Take Care of Your Heart
Research published in the British Medical Journal found that even a small drop in outdoor temperatures can lead to a heightened risk of heart attacks.
Based on an analysis of temperature records and more than 84,000 hospital admissions for heart attacks that took place over a three-year period between 2003 and 2006 in England and Wales, the study revealed that a drop of just less than two degrees Fahrenheit on a single day gives rise to a cumulative 2 percent rise in the number of heart attacks in the following weeks.
“The elderly and those with prior heart problems appeared to be particularly vulnerable to the effects of temperature reductions,” said Dr. Fitzgerald. “Drops in temperature can cause blood pressure to increase. It also makes blood thicker and causes the heart to work harder. This can lead to an increased risk of heart attack.”
People should make sure they continue to take their medications as prescribed during cold weather, Dr. Fitzgerald said, and be aware of the increased risk should they begin to exhibit any signs of a heart attack, such as pain or pressure in the chest, shortness of breath or pain in their left arm.
“Taking preventive action is your best defense against having to deal with extreme cold-weather conditions,” said Dr. Fitzgerald. “By preparing your home and car in advance for winter emergencies—and by observing safety precautions during times of extremely cold weather—you can reduce the risk of weather-related health problems.”
Dr. Fitzgerald also encouraged residents to check on their neighbors during the cold spell.

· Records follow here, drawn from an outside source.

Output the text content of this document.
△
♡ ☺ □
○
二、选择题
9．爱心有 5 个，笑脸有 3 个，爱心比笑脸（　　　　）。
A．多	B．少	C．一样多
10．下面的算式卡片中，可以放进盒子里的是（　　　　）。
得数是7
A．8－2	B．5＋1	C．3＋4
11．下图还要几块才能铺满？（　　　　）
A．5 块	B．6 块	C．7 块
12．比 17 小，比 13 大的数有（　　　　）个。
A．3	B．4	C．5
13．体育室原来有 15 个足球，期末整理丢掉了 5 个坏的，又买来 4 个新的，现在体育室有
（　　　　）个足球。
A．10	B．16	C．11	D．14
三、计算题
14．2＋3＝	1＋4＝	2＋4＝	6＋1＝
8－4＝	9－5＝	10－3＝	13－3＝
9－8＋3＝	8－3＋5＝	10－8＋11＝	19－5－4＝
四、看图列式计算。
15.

“Be sure you check on your elderly family and friends,” he said. “Sometimes, they don't recognize how cold it is getting due to some disease processes that occur with aging. They can become severely hypothermic without recognizing the changes. If roads ice over and power lines go down, there could be power outages that can cause additional problems for the elderly."
If a medical emergency occurs, Tanner Health System provides three 24-hour emergency departments—at Tanner Medical Center/Carrollton, Tanner Medical Center/Villa Rica and Higgins General Hospital in Bremen. Immediate care for falls, frostbite and more can also be found at Tanner Urgent Care locations in Carrollton, Villa Rica, Bremen and Wedowee. A list of locations and hours for Tanner Urgent Care is available online at www.TannerUrgentCare.org.